BUILDING VALUE THROUGH SMART DEVELOPMENT PRACTICES
Integrating connectivity into innovatively designed, patient-centric drug delivery devices provides promising potential for pharmaceutical companies and medtech manufacturers to better meet the needs of patients, healthcare providers, payers and clinical researchers. By improving the patient and provider experience, connected health solutions can help support increased adherence, potentially enabling greater compliance and persistence, as well as revenue opportunities from an engaged patient population.
REFERENCES
- Philipson T, “Non-Adherence in Health Care: are Patients or Policy Makers Ill-Informed?” Forbes Magazine, May 8, 2015.
- Moore T, Chawla S, Firlik K, “Estimated Annual Pharmaceutical Revenue Loss Due to Medication Non-Adherence”. Research Report, Capgemini and HealthPrize, November 2016 (updated version of 2012 edition).
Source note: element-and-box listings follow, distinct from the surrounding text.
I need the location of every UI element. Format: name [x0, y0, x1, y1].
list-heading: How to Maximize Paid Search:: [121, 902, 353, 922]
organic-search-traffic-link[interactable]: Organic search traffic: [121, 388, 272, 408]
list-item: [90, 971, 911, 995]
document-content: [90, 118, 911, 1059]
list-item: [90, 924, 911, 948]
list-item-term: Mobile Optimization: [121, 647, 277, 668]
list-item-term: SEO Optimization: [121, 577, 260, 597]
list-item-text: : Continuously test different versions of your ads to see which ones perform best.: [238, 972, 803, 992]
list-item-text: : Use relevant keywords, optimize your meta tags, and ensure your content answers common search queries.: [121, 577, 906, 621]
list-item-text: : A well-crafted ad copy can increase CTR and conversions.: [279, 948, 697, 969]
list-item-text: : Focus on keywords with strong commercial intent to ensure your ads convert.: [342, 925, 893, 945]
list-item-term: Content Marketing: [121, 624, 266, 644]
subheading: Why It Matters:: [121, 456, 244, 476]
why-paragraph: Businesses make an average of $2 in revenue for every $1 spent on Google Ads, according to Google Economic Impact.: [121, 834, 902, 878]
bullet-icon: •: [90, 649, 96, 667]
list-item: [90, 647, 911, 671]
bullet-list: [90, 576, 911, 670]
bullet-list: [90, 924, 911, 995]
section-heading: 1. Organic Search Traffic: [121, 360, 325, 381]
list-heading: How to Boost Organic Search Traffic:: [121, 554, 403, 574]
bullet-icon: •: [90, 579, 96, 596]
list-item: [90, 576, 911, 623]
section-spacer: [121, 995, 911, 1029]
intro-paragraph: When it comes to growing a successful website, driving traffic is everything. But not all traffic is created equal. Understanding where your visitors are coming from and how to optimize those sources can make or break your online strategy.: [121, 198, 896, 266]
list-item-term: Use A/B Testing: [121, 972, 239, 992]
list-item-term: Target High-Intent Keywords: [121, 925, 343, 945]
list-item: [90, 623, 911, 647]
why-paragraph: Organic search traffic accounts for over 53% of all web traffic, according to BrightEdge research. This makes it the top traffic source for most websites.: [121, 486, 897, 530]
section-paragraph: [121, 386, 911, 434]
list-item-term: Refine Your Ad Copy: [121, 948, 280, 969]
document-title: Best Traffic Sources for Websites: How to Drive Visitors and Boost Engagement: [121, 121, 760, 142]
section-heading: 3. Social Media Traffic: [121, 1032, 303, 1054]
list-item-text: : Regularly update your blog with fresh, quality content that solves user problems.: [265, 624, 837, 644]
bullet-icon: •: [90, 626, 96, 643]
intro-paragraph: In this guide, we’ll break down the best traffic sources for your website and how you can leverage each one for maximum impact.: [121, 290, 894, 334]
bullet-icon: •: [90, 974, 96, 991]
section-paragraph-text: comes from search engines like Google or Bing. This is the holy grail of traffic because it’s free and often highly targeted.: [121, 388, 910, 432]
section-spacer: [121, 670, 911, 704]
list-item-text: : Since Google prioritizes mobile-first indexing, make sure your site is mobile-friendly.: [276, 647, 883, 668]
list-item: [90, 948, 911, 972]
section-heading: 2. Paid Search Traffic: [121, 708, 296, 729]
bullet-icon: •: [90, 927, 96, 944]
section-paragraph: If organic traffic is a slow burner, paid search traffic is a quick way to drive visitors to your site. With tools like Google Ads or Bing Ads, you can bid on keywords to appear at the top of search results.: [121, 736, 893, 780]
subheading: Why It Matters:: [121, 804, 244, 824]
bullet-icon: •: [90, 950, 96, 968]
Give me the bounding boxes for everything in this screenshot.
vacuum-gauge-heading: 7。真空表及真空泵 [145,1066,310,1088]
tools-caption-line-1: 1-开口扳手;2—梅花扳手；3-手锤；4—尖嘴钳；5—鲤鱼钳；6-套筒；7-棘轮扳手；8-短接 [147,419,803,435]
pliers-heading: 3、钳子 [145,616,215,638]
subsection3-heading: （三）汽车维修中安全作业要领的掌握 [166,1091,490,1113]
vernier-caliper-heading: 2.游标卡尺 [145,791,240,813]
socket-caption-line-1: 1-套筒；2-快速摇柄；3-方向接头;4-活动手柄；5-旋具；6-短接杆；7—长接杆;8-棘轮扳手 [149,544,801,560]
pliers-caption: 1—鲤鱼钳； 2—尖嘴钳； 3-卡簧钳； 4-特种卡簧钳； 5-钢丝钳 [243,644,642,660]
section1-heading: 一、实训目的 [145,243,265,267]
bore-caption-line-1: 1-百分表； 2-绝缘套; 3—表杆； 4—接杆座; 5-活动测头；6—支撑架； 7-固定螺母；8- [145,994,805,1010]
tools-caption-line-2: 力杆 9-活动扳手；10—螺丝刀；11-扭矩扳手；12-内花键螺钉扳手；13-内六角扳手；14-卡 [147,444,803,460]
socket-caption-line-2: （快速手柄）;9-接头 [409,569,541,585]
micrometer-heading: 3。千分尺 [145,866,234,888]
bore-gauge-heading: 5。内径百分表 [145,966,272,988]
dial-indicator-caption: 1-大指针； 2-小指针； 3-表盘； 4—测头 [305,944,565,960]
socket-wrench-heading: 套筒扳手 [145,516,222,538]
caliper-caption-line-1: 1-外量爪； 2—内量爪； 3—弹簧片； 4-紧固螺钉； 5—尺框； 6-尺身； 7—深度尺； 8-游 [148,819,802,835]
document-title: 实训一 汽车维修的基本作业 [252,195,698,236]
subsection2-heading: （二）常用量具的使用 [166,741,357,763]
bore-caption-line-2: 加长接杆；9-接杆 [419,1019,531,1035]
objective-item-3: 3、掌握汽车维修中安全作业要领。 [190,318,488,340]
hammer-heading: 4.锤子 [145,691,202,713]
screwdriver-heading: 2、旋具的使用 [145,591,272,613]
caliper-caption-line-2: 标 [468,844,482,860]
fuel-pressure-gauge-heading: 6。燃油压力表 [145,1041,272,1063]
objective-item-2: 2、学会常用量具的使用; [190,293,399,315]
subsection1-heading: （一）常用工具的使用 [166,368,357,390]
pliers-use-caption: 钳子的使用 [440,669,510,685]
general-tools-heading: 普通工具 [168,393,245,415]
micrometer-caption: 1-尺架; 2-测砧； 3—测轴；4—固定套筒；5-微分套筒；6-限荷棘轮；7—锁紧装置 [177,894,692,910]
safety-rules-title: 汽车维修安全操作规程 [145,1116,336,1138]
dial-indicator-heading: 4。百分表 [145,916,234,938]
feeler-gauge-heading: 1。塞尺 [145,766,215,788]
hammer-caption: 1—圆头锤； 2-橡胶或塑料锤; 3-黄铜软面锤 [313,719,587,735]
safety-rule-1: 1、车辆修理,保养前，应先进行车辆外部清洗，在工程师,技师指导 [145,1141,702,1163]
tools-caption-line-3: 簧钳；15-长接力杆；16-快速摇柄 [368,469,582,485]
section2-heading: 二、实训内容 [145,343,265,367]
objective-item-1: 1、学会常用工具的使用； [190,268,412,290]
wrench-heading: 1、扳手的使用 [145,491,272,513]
- Aitken M, Lyle J, “Patient Adoption of mHealth: Use, Evidence and Remaining Barriers to Mainstream Acceptance”. Research Report, IMS Institute for Healthcare Informatics, September 2015.
- Atlur V et al, “Unlocking digital health: Opportunities for the mobile value chain”. Research Report, McKinsey & Company, April 2015.
- Sullivan T, “A Tough Road: Cost to Develop One New Drug is $2.6 Billion; Approval Rate for Drugs Entering Clinical Development is Less Than 12%”. Policy & Medicine, March 21, 2019.